Over the years, the number and variety of the trips has increased, and this trend shows no signs of slowing down. Students pay a program fee to participate, which this year ranges from $990 for trips in the United States to $1,590 or $1,990 for breaks abroad.
Next week, university representatives, including professors, will accompany students on some of the trips to discuss creating discipline-specific trips with community partners, like a biology and pre-medicine project with the Arkansas Children’s Hospital. ASB representatives also hope to set up trips during other times of year like winter or summer break.
“They will be programs that aren’t just alternative spring breaks, but alternative breaks,” Doggett said.
Students participating in ASB trips must also be willing to invest their time long before spring break.
“The students meet regularly and talk about the communities they are going to be serving, what to expect, what to pack, collecting donations for the communities, watching movies or videos from the community program, and learning about the expectations and policies of ASB,” Doggett said.
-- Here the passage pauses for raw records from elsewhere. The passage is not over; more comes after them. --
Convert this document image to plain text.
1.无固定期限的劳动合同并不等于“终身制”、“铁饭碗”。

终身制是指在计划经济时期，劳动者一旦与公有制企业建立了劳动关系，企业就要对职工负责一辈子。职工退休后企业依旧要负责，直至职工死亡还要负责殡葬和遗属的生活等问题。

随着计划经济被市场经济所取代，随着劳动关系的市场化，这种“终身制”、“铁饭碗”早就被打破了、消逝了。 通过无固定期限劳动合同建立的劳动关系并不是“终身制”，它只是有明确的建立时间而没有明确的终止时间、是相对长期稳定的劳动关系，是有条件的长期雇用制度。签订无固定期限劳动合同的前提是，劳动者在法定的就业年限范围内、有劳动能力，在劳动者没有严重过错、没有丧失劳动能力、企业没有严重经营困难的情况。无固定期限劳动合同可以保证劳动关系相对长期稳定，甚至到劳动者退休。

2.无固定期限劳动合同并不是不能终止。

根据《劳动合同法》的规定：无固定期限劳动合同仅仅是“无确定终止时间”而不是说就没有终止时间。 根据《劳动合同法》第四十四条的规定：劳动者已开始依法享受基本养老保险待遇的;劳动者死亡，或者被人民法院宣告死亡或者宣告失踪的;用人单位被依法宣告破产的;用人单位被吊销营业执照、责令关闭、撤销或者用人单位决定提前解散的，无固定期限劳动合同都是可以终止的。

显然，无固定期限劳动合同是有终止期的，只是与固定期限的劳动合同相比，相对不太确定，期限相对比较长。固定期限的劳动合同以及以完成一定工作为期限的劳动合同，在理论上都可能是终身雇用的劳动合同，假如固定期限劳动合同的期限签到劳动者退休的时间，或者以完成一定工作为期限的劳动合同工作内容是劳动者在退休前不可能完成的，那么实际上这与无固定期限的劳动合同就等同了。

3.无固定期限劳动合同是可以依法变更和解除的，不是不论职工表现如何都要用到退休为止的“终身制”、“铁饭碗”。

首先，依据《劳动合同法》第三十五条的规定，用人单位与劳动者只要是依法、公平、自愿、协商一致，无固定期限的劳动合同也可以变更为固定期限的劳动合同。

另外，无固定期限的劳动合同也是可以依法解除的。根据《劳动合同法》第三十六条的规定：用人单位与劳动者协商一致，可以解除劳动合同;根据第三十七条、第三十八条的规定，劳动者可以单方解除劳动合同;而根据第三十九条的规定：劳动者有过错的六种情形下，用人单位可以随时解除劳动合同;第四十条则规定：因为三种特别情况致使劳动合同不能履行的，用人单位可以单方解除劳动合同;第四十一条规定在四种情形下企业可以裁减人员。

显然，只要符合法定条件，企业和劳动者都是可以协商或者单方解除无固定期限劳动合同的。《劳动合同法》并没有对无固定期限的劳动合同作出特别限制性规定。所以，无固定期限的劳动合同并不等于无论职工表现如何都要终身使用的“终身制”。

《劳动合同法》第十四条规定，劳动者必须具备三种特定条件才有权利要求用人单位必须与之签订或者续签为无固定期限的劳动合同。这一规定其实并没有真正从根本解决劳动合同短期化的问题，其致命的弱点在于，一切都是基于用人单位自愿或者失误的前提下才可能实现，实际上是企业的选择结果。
Despite the time investment and the costs, Doggett said that students are enthusiastic about the trips and continue to come back.
“The students love to serve. They love to go away for a week. They love to travel. They love being put out of their comfort zone. They want to learn new ways to be helpful,” Doggett said. “We have had many students who come back year after year, which speaks volumes … When they think of spring break, they think of Alternative Spring Break. They’ve become addicted to ASB.”